50% of italian schools are in areas characterised by high seismic risk. and yet, we do not know if these schools are safe. following the events in san giuliano di puglia, 31st october 2002, when a tremor destroyed a school killing 27 kids and one teacher, italian governments has approved rules and fundings to check all public buildings, included schools. but ten years later, only 3000 schools out of 42000, less than 10%, have actually been checked. and, even worst, the risk index describing their ability to resist an earthquake is not disclosed, except than for two regions, lazio and abruzzo. these are some of the results of a long investigation undertaken by a team of data journalists at wired Italy, in the summer and autumn 2012. the work has been inspired by the earthquake in Emilia, in may 2012, when hundrds of schools have been closed and checked to make sure they would be safe for kids, teachers, workers who attend them daily.
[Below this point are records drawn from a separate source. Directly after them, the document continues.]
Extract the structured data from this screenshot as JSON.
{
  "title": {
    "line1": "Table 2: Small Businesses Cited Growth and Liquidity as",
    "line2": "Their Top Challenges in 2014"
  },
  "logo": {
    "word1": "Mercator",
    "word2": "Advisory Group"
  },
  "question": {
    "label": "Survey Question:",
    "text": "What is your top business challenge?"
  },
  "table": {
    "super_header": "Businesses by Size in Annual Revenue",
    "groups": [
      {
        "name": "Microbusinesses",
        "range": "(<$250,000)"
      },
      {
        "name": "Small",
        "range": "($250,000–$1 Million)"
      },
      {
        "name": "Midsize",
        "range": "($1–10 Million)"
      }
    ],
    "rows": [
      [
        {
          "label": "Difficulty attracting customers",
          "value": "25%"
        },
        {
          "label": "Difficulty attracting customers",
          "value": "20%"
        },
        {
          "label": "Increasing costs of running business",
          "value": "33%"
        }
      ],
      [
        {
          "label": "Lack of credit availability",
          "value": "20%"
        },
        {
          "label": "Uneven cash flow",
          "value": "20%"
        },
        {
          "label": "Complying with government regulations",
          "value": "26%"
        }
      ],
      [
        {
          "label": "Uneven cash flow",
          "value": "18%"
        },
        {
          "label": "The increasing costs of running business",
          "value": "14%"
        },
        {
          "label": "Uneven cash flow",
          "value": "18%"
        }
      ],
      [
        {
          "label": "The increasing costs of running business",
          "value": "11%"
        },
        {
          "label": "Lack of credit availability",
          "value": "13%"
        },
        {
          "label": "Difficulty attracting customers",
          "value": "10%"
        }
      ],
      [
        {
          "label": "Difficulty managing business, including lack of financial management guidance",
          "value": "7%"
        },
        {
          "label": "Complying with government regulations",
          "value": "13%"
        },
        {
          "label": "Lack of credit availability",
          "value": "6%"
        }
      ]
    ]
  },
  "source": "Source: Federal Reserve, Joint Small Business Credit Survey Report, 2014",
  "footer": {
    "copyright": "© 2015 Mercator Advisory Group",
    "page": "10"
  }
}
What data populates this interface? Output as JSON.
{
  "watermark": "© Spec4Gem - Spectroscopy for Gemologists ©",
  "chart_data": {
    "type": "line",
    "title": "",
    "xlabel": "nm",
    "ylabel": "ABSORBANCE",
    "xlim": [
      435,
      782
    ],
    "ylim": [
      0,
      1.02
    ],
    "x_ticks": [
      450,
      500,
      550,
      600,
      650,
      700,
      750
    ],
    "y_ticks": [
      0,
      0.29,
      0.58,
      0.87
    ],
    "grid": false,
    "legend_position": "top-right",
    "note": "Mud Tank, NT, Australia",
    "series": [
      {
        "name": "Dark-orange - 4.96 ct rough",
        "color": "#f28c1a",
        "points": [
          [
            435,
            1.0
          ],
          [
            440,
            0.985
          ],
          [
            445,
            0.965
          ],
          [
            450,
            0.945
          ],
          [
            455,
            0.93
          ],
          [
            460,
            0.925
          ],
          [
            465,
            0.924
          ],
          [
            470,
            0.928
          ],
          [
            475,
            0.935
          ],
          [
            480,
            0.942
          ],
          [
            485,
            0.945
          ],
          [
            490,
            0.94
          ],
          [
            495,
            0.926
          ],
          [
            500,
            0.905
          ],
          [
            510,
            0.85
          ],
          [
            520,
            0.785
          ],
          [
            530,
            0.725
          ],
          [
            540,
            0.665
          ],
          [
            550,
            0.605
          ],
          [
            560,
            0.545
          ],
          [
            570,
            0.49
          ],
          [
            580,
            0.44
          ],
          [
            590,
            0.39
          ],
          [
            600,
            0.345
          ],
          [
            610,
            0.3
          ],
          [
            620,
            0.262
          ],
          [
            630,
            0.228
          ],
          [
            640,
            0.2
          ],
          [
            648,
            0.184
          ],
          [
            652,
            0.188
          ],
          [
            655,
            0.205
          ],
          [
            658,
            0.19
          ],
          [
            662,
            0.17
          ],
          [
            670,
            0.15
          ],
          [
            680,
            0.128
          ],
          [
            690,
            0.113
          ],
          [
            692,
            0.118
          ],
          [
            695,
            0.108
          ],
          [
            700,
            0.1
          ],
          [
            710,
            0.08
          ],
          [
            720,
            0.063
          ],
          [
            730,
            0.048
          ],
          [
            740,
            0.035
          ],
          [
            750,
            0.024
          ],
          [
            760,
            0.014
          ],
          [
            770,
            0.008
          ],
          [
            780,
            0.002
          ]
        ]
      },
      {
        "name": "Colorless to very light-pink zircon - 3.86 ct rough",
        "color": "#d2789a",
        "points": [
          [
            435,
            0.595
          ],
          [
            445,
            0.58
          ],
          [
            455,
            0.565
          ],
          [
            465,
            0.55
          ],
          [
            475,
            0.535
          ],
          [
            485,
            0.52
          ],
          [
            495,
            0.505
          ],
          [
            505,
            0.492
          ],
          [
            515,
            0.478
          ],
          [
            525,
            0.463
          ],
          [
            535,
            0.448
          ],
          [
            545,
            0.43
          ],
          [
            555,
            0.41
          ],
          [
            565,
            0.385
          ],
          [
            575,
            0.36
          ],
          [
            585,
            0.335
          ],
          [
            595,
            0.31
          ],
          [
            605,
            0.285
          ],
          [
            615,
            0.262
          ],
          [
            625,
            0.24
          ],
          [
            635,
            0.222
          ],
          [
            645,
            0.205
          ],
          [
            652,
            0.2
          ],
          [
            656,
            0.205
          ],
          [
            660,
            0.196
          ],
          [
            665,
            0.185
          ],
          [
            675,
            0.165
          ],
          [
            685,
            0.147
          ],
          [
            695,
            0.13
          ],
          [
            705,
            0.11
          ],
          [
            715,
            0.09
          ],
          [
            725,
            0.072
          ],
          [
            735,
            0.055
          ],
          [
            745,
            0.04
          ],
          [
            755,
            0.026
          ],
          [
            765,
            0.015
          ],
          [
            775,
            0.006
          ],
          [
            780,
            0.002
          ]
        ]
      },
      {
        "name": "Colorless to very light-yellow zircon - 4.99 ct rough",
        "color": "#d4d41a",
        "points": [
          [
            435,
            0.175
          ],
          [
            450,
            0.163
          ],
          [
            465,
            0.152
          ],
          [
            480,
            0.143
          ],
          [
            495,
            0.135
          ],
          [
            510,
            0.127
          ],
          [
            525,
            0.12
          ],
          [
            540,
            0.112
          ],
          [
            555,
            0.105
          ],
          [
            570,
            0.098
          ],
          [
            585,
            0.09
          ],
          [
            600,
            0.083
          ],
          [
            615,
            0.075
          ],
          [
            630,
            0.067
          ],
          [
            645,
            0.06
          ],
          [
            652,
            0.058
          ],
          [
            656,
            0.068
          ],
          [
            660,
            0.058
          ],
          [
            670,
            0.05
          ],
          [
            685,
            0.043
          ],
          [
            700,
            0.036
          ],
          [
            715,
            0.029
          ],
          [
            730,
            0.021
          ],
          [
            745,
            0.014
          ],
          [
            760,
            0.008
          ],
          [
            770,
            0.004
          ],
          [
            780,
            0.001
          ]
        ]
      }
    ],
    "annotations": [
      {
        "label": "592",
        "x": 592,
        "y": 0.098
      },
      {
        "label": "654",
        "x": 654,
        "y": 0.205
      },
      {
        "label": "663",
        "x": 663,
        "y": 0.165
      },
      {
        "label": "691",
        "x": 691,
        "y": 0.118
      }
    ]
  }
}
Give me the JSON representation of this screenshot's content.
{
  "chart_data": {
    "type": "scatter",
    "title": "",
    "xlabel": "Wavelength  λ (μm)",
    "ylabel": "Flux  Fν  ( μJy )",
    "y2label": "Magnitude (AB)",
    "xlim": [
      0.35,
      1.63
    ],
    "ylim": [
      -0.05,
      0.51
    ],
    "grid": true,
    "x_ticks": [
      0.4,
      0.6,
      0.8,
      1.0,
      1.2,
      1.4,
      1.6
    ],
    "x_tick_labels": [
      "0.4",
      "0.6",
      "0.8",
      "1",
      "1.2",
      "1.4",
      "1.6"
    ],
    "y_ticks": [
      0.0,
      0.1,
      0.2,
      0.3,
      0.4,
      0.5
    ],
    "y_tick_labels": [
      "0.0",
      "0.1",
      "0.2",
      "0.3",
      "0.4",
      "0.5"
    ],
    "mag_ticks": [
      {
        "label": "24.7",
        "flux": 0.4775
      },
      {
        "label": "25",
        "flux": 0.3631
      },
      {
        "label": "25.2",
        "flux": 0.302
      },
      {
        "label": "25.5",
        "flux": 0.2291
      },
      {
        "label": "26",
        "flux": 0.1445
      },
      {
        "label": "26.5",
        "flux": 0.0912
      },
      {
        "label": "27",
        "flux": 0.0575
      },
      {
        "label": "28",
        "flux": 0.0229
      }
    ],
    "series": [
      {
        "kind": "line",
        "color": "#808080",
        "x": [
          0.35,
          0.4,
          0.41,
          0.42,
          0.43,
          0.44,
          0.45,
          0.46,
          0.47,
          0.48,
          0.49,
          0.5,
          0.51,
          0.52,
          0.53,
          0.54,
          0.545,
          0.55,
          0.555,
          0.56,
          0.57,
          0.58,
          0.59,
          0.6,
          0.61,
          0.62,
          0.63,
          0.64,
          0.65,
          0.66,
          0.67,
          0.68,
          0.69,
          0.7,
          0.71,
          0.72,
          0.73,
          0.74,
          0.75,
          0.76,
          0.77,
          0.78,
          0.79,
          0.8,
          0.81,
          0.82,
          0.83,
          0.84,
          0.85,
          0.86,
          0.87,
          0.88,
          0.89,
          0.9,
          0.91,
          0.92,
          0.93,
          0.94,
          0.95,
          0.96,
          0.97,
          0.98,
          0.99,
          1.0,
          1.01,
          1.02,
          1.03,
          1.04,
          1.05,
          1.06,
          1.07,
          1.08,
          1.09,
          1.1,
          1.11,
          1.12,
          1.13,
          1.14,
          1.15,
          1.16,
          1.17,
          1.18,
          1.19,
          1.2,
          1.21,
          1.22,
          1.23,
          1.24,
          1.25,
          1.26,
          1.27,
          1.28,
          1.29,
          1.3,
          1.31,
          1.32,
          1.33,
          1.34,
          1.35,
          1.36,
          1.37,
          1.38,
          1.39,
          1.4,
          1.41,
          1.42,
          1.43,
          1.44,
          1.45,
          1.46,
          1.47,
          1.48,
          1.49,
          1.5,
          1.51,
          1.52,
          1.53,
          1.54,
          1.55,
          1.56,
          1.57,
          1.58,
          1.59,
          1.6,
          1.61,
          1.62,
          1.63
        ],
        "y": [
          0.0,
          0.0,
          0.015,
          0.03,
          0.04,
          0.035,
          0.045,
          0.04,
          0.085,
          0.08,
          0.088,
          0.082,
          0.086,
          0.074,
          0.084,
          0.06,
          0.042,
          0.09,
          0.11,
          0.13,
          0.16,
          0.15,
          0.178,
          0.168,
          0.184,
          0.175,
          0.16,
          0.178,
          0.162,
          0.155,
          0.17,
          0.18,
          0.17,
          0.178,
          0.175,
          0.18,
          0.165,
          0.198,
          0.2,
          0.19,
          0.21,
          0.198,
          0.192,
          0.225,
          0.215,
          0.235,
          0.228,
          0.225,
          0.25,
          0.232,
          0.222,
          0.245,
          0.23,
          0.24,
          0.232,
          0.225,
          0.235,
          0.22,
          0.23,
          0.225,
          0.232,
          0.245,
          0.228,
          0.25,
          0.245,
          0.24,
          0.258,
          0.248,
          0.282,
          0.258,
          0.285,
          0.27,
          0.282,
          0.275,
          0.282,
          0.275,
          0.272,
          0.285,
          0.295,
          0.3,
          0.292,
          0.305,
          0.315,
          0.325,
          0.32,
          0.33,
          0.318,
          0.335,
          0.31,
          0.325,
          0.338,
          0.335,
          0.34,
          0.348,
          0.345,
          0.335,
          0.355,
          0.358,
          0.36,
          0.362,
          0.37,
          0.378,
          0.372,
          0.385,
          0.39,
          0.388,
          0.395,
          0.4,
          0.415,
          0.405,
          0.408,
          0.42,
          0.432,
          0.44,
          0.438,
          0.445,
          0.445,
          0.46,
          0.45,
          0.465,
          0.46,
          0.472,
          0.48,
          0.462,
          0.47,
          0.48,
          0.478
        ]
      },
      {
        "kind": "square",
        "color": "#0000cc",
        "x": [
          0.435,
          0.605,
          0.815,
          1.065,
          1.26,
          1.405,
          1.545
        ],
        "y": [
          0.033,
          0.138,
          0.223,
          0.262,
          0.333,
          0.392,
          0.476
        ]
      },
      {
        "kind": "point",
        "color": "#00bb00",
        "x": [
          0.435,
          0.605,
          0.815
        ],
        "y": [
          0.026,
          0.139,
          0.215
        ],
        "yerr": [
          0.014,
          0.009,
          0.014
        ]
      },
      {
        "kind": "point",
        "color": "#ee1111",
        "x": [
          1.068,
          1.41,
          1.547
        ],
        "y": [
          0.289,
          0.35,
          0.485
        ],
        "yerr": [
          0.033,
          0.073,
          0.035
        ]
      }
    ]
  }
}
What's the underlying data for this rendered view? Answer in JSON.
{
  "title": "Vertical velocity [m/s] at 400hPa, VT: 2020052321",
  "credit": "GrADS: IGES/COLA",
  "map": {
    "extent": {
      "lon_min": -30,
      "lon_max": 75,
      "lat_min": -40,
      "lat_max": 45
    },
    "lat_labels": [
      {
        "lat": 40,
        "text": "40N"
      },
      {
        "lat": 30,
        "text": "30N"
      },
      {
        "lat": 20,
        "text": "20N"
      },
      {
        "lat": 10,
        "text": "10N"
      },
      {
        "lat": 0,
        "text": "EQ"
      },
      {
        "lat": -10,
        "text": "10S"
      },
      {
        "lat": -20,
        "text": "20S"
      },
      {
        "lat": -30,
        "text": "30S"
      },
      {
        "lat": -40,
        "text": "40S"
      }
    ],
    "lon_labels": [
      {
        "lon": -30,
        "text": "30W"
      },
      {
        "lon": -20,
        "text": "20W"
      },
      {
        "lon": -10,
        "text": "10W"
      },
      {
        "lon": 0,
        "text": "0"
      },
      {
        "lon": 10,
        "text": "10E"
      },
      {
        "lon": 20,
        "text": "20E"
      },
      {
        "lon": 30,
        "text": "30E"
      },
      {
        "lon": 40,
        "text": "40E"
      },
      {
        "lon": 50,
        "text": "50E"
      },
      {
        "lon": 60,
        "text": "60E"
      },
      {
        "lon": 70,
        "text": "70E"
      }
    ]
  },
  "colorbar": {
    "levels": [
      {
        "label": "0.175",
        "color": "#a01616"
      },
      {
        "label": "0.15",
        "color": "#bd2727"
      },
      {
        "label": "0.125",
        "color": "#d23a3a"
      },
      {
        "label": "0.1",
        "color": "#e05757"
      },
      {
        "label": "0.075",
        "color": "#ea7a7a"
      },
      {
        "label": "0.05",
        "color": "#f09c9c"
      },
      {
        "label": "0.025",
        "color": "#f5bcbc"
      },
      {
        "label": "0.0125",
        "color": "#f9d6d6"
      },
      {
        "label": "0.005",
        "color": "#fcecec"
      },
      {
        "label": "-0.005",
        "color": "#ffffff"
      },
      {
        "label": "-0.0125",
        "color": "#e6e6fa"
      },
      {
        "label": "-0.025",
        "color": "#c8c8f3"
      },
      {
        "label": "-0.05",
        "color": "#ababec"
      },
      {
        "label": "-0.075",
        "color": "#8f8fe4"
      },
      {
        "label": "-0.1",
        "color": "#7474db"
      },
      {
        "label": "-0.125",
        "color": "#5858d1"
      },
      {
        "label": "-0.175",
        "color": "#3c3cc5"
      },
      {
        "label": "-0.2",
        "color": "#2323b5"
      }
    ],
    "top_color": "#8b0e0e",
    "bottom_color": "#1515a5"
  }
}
#safeschools investigation has revealed that most information on seismic safety is kept from the citizens who are not allowed to judge if the schools attended by their kids is safe or not. in most cases, this is due mainly to porr data collection and organisation. central authorities as well as local ones seem to be unaware of the whole picture. and in most cases, even when data are actually available, they prefer not to share it with the public.
wiredIT team has developed a complete database comprising all italian public schools combined with other data and information contained in official documents, in .pdf format, stating the money spent for each public building verification. the database has been released in opendata format by wiredIT, together with an interactive map showing details, school by school, about their location, age, whether they have been verified or not, and if their risk index is public.
this video tells the making of the complete investigation, showing each step and the overall results achieved by the wiredIT team, also thanks to a very active group of supporters and contributors, social activists, technical professionals like seismologists and engineers, openstreetmappers and active citizens.